Les premiers temps on s’est fait une raison, on s’est donné l’air occupé en mode « panic coordination » sur Zoom. Mais une question nous trottait dans la tête : est ce vraiment comme ça que je vais passer les 30, 20, 10 prochaines années de la vie ?

Les vrais héros

Derrière leurs écrans confinés nos enfants ont parfaitement compris qui étaient les vrais héros. Nous n’en étions pas…

« Les autorités britanniques viennent de dresser une liste de ‘professions systémiques pertinentes’ et il comprend une absence notable de consultants et de gestionnaires de fonds d’investissement »

constatait récemment David Graeber, l’auteur de Bullshit Jobs.

Bref, la vague pandémique #nofilter en se retirant a révélé à de nombreux cadres que leur « indispensabilité » réelle était inversement proportionnelle au nombre de zéros de leur fiche de salaire. Ce sourd syndrome de l’imposteur qu’on noyait dans les bons restos et les bon vins prenait sa revanche définitive. Le back office était un usurpateur.


In fine, l’expérience distanciée du travail à rappelé la cruelle vérité du sociologue Dominique Meda :

« Cela nous invite évidemment à faire le test très simple proposé par David Graeber…pour savoir si un métier est utile ou non, imaginez sa disparition et regardez les effets sur la société… »

Tu fais quoi au juste ?

Soudain, on a compris pourquoi on n’arrivait pas à expliquer nos jobs à nos parents.
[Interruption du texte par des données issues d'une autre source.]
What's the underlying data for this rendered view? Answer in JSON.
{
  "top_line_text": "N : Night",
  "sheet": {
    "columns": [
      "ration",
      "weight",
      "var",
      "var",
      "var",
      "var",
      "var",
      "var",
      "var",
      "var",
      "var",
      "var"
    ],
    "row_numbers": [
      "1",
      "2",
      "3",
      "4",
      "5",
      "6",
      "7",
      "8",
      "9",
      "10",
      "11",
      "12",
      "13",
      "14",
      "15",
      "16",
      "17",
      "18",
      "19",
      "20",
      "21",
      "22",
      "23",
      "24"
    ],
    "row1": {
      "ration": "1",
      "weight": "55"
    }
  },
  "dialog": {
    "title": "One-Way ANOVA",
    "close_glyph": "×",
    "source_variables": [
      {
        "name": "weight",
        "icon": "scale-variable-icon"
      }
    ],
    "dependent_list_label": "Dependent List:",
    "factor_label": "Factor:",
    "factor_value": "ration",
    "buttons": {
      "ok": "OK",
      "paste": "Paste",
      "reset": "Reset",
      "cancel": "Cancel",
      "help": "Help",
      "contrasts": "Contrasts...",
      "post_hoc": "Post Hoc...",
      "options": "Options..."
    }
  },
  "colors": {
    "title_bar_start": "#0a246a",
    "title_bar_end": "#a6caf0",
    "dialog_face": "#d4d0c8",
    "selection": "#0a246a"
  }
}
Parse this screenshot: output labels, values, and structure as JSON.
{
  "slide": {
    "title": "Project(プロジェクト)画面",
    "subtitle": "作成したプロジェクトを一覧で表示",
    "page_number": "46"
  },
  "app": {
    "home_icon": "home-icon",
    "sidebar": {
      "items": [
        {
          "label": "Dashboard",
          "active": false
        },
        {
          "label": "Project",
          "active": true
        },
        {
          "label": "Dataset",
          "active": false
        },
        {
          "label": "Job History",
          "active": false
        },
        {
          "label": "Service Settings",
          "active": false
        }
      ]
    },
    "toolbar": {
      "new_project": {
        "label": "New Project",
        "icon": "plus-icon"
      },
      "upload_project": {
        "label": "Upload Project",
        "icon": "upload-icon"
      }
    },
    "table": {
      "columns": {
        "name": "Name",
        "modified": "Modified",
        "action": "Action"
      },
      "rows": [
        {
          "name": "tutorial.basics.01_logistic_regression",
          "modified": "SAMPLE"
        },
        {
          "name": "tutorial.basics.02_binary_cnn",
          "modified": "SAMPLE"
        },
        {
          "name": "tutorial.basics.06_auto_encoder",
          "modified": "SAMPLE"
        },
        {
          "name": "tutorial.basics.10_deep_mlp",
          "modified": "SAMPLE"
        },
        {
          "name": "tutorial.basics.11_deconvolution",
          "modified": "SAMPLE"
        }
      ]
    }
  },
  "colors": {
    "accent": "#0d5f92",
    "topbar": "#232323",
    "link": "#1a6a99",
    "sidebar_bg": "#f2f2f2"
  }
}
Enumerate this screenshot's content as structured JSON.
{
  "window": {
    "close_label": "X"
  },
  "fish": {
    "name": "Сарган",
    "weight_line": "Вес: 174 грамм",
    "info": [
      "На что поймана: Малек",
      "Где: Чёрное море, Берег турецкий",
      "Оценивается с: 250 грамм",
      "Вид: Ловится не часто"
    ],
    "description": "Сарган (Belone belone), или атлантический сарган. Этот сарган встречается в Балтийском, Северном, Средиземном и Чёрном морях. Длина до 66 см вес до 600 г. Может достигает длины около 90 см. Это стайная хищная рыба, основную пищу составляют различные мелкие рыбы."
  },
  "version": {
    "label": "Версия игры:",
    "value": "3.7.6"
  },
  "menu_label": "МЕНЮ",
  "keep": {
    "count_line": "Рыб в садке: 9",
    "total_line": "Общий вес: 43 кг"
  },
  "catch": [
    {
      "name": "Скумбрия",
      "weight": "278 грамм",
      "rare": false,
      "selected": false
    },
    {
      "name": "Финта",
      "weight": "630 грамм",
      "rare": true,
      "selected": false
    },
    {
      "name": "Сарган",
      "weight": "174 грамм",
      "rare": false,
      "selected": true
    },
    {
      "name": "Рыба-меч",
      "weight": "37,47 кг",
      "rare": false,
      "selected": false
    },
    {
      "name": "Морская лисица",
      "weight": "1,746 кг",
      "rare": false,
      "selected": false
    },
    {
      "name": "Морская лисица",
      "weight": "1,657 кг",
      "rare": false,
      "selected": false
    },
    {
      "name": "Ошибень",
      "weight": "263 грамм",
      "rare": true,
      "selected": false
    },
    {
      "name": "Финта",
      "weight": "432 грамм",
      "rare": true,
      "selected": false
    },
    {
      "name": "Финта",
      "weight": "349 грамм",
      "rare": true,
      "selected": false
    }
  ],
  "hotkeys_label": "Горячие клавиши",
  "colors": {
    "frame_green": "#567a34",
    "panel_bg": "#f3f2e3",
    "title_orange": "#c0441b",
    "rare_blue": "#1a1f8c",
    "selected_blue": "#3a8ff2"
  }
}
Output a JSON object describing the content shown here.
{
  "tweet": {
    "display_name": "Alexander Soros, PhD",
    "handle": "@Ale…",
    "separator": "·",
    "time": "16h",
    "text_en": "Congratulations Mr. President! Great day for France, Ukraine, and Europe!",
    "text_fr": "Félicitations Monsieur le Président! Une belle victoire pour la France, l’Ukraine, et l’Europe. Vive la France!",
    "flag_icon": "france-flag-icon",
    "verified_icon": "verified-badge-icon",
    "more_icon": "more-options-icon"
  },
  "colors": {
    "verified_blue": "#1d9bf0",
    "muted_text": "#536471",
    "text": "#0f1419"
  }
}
Soudain on s’est aperçu que l’enrichissement de quelques uns ne faisait pas la richesse de la société, encore moins la richesse d’une vie.

“Faut bien croûter” répliquait Antonin dans notre dernier échange sur Slack. Cette âme froide corporate a bien raison. L’orchestre du Titanic avait aussi des familles à nourrir. Après tout, qui peut aujourd’hui se permettre de choisir le grand appel du large Hugolien :

« Et j’aimerais mieux être, ô fourmis des cités,

Tourbe, foule, hommes faux, cœurs morts…

Un arbre dans les bois qu’une âme en vos cohues ! »

Victor Hugo (Ceux qui vivent sont ceux qui luttent)

Mais est-ce une fatalité de constater chaque jour que ses amis sont plus grands que vos petits jobs ?  Que cette sourde menace économique qui touche tout le monde est un triste révélateur des métiers sans sens.

Et si cette brutale perte de sens était une occasion de se poser les questions essentielles qui fondent le sens d’une carrière ?

Et si c’était l’occasion de méditer cette phrase vertigineuse de James Hollis ?

“Dans les nombreuses bifurcations de la vie, nous devons tous nous poser cette question simple et difficile : Est-ce que ce chemin m’agrandit ou me rétrécit ? Nous connaissons presque toujours rapidement  la réponse. Ensuite, l’appel consiste à choisir celui qui agrandit, aussi intimidant que cela puisse être, ou nous vivrons des vies superficielles et fugitives.”